I recently read a great article in Quirks about the four stages of mobile readiness. There is a lot of talk about compatibility and layout of the survey since it obviously would be incredibly difficult for me to answer a grid question with  a 10-point scale on my iPhone. But I think what was more important, and nice to see mentioned, is the idea that the content of the survey itself may have to change. A grid question might be something your client has used in all their past surveys, and they are concerned about maintaining their norms database. If that is the case, you may ask yourself what is more important to me? The norms, or delivering this survey on a mobile device? I’m sure there are situations in which either one of these could be the correct answer.

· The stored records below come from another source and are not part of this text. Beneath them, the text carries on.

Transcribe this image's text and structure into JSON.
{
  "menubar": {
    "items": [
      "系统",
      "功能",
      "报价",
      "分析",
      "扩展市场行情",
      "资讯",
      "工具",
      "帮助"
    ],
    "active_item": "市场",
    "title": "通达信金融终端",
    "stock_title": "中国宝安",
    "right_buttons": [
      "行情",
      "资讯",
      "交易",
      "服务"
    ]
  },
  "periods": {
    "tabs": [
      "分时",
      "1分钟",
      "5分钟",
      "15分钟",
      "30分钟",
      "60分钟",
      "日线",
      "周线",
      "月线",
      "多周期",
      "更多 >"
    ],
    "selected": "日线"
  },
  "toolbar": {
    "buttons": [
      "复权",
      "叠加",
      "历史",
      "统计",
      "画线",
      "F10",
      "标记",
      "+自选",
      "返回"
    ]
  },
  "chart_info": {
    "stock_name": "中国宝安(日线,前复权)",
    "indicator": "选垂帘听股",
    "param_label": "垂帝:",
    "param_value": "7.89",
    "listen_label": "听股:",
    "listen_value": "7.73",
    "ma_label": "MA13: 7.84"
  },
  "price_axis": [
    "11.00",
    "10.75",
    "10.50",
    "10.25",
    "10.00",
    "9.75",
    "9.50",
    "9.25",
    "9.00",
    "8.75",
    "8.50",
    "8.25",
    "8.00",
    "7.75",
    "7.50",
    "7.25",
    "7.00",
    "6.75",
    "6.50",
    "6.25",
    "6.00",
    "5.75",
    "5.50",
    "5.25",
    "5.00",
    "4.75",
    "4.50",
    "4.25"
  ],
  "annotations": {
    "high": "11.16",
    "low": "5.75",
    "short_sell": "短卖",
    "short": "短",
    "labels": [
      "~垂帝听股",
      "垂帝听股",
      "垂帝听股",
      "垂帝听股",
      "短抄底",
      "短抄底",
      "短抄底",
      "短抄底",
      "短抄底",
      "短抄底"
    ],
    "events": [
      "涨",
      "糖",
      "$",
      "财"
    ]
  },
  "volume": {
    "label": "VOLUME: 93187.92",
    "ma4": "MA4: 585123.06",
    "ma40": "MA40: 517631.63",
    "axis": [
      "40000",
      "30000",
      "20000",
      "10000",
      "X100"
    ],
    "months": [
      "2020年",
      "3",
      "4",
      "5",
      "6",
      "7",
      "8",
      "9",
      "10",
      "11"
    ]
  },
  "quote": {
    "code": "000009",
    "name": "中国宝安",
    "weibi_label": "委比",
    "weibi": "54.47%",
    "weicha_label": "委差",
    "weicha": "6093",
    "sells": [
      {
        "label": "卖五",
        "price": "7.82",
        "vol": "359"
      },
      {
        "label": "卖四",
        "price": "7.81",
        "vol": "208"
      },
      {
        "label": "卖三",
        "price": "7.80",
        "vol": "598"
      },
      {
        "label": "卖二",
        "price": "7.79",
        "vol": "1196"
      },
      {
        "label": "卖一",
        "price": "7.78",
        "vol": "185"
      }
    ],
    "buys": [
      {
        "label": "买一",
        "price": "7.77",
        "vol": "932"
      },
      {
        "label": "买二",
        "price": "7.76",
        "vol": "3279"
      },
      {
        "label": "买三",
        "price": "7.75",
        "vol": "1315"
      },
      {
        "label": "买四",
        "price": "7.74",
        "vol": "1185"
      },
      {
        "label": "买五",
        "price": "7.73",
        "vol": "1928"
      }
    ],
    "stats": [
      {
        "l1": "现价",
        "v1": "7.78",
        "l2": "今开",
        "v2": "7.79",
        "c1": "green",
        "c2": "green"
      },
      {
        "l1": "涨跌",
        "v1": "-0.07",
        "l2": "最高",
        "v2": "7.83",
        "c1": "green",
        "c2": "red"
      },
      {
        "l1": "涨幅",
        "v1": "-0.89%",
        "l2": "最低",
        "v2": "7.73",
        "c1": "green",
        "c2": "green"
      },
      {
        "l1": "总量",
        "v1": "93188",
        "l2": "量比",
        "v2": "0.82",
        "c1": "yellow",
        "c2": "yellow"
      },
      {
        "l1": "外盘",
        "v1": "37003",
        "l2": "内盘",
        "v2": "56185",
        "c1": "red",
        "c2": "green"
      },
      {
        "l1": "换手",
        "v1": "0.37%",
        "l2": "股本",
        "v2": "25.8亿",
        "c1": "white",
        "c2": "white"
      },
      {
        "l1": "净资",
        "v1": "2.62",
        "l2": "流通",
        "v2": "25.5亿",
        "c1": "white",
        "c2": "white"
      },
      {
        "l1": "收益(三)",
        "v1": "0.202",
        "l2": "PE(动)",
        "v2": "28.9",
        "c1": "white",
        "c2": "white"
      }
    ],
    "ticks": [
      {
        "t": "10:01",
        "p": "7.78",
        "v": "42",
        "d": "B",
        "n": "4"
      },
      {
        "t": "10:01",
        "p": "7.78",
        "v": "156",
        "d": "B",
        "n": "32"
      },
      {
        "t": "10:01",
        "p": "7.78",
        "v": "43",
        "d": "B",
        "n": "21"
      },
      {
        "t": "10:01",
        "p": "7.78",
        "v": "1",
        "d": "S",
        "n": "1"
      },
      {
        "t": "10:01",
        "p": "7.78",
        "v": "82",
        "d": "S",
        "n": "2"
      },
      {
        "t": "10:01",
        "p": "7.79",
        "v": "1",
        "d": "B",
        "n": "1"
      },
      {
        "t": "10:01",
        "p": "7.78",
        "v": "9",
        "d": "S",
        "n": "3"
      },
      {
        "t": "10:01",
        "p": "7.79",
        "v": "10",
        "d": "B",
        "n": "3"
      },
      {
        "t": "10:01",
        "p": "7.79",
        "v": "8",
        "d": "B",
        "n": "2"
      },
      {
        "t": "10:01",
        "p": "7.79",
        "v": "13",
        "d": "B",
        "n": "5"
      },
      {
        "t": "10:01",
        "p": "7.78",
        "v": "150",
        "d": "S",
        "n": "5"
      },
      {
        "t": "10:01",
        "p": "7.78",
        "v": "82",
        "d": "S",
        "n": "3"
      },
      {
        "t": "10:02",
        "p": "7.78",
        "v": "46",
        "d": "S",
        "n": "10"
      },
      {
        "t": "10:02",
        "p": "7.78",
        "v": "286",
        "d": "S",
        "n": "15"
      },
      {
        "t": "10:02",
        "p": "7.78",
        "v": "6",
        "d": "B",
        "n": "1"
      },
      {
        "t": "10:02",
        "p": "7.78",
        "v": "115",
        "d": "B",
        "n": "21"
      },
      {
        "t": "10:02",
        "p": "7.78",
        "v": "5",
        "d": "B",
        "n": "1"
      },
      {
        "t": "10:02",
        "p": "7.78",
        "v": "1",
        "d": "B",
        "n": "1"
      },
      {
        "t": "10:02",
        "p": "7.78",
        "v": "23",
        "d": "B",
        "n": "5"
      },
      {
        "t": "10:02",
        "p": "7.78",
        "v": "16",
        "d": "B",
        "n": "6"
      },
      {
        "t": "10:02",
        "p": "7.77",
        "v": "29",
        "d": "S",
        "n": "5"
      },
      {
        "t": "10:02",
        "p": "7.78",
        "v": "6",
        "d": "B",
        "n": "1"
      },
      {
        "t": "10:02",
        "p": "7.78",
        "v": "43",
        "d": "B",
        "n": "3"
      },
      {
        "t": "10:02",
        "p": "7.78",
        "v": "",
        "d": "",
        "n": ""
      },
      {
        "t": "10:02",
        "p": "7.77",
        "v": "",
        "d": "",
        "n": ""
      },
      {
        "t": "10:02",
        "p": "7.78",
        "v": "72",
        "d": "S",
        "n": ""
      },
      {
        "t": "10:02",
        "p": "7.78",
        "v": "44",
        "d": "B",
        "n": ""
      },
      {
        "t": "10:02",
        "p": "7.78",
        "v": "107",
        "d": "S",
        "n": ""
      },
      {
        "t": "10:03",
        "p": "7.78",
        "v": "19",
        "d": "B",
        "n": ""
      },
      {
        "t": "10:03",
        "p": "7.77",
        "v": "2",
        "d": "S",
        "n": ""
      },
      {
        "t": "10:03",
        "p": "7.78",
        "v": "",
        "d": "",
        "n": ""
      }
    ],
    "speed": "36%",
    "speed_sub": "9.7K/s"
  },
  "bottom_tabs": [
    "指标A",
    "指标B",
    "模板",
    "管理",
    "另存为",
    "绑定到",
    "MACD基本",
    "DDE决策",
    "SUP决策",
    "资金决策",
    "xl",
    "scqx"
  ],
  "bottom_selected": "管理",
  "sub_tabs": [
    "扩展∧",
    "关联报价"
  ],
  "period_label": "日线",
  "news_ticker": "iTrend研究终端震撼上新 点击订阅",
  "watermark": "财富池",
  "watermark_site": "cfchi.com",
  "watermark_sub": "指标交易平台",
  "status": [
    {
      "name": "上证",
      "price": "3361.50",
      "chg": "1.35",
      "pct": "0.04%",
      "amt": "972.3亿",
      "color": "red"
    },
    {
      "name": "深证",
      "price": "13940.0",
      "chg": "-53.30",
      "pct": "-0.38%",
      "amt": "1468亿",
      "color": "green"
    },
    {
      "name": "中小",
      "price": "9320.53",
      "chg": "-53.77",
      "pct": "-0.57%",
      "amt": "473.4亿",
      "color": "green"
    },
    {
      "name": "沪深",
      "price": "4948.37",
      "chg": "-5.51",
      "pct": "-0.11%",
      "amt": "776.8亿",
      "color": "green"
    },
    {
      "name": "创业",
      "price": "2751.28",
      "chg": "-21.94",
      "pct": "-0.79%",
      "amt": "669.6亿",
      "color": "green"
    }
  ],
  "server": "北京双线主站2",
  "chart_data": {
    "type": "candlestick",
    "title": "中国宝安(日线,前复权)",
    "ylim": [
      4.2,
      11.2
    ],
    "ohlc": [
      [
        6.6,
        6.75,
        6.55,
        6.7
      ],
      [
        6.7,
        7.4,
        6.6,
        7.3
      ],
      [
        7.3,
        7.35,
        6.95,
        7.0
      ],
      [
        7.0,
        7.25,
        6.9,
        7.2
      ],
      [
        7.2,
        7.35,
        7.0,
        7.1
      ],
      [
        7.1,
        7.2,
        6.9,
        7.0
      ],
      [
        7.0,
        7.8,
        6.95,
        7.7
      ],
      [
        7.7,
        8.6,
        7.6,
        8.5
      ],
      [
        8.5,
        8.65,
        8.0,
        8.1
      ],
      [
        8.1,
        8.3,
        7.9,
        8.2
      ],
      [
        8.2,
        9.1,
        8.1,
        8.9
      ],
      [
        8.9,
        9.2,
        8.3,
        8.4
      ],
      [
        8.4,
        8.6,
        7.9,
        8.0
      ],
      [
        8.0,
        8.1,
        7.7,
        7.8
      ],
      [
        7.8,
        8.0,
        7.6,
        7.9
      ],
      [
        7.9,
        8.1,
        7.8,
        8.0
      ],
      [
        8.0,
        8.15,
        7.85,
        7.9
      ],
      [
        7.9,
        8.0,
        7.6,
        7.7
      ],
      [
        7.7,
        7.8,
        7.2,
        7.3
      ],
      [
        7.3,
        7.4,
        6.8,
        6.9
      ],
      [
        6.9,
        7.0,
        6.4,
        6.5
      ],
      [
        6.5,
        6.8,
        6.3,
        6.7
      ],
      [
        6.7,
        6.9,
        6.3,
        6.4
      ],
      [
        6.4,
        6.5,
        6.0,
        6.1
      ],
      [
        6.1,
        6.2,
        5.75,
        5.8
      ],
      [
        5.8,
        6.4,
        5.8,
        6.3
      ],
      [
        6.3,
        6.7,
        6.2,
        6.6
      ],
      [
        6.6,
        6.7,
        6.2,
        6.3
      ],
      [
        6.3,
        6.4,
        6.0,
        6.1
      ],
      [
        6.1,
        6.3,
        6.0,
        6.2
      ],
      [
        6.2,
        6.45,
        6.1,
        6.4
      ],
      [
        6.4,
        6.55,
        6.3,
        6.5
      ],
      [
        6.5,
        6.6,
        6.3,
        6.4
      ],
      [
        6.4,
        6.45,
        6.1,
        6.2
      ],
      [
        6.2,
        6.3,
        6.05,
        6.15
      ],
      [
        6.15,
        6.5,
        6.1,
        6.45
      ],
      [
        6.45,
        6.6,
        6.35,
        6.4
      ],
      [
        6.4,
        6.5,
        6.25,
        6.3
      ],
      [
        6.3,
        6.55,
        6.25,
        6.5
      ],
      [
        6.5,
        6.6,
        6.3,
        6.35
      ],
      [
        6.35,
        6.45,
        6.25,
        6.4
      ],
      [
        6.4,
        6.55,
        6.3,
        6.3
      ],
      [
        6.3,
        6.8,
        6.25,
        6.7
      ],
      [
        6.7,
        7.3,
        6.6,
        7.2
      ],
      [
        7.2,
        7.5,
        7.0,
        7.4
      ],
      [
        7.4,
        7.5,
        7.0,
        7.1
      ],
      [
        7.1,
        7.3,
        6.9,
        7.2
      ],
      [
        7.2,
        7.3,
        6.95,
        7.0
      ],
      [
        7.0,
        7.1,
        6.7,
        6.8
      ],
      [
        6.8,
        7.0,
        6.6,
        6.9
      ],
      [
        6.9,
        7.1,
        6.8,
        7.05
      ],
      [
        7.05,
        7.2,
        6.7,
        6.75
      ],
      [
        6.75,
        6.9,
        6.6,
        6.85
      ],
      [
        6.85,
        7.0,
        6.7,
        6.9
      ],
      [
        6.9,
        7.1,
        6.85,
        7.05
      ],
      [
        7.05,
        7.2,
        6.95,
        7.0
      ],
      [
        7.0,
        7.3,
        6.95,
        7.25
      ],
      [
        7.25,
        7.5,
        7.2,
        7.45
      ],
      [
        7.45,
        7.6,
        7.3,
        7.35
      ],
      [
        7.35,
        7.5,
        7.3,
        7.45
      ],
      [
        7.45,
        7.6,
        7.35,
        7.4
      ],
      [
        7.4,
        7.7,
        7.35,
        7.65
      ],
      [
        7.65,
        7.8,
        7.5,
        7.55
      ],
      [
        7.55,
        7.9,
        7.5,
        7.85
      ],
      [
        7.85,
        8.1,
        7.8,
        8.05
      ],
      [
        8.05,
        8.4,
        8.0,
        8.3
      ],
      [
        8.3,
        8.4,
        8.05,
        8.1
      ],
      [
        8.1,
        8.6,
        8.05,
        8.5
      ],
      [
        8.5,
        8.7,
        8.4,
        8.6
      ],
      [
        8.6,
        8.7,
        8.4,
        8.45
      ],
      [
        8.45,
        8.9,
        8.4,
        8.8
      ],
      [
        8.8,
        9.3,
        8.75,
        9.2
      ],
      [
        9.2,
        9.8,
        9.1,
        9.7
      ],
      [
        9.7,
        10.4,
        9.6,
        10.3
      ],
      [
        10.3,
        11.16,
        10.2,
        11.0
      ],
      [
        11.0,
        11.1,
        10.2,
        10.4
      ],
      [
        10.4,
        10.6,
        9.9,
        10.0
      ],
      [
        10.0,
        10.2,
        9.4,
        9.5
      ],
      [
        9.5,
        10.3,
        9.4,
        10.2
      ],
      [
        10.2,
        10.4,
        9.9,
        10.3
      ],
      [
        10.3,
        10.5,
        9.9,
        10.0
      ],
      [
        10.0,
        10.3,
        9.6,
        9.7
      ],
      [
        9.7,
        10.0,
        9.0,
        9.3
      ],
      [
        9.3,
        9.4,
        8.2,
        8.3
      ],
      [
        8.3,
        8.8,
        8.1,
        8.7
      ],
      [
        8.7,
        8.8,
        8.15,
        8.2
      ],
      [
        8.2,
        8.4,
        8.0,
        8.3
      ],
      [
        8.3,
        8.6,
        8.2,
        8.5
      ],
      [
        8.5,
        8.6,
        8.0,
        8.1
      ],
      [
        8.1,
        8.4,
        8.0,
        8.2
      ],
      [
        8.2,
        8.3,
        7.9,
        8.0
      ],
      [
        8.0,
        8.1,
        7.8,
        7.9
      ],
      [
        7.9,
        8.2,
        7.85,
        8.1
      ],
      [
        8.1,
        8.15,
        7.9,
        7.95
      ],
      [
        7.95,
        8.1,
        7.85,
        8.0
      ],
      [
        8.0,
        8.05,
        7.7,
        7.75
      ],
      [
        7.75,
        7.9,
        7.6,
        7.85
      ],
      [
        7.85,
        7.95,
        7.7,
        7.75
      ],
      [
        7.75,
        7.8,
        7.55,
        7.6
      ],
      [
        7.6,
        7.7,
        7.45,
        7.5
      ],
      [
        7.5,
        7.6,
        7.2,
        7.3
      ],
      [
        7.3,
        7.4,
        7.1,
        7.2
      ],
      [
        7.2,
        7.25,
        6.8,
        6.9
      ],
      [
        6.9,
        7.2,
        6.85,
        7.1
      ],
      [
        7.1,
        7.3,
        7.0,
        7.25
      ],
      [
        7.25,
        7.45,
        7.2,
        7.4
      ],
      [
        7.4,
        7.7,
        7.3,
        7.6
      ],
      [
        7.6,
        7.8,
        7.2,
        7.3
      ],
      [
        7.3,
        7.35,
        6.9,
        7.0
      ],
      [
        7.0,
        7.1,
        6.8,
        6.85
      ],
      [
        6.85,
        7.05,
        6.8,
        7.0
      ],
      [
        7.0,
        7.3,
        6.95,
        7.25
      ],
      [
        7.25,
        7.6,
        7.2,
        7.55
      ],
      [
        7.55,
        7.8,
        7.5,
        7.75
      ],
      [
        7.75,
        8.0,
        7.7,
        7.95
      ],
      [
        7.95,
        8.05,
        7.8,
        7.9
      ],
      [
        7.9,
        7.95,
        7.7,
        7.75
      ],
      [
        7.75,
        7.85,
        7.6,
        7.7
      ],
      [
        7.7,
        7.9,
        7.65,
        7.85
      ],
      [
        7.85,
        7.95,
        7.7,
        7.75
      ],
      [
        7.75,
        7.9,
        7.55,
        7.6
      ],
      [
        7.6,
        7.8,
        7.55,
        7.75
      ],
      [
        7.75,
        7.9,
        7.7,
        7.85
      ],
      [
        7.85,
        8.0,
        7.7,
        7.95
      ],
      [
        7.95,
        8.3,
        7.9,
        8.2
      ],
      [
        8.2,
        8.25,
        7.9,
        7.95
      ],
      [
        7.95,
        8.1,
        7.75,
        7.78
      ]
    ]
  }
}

I think also interesting to point out is that we have to be considerate of mobile technology’s limitations. Computing was on a trajectory of getting more complex, with multimedia and interactive experiences being delivered at higher and higher speeds. However, on a mobile device, you are limited by compatibility (think about all those flash-based tools that you can’t use) and connectivity (will your respondent always have a strong, fast connection?). In other words, as we get more advanced on mobile, we may actually be forced to simplify our surveys in order to ensure delivery. While at first that strikes me as quite the paradox, having to simplify things to keep up with advancing technology, it really is following the trend. These days people want simple. I can’t really change much about my iPhone, but that is precisely why I like it (I’m sure my Android users out there are scoffing). Everyone is moving toward simplicity; fewer bells and whistles in favor of functionality and ease of use. Do you think it is time for online MR to take the same path?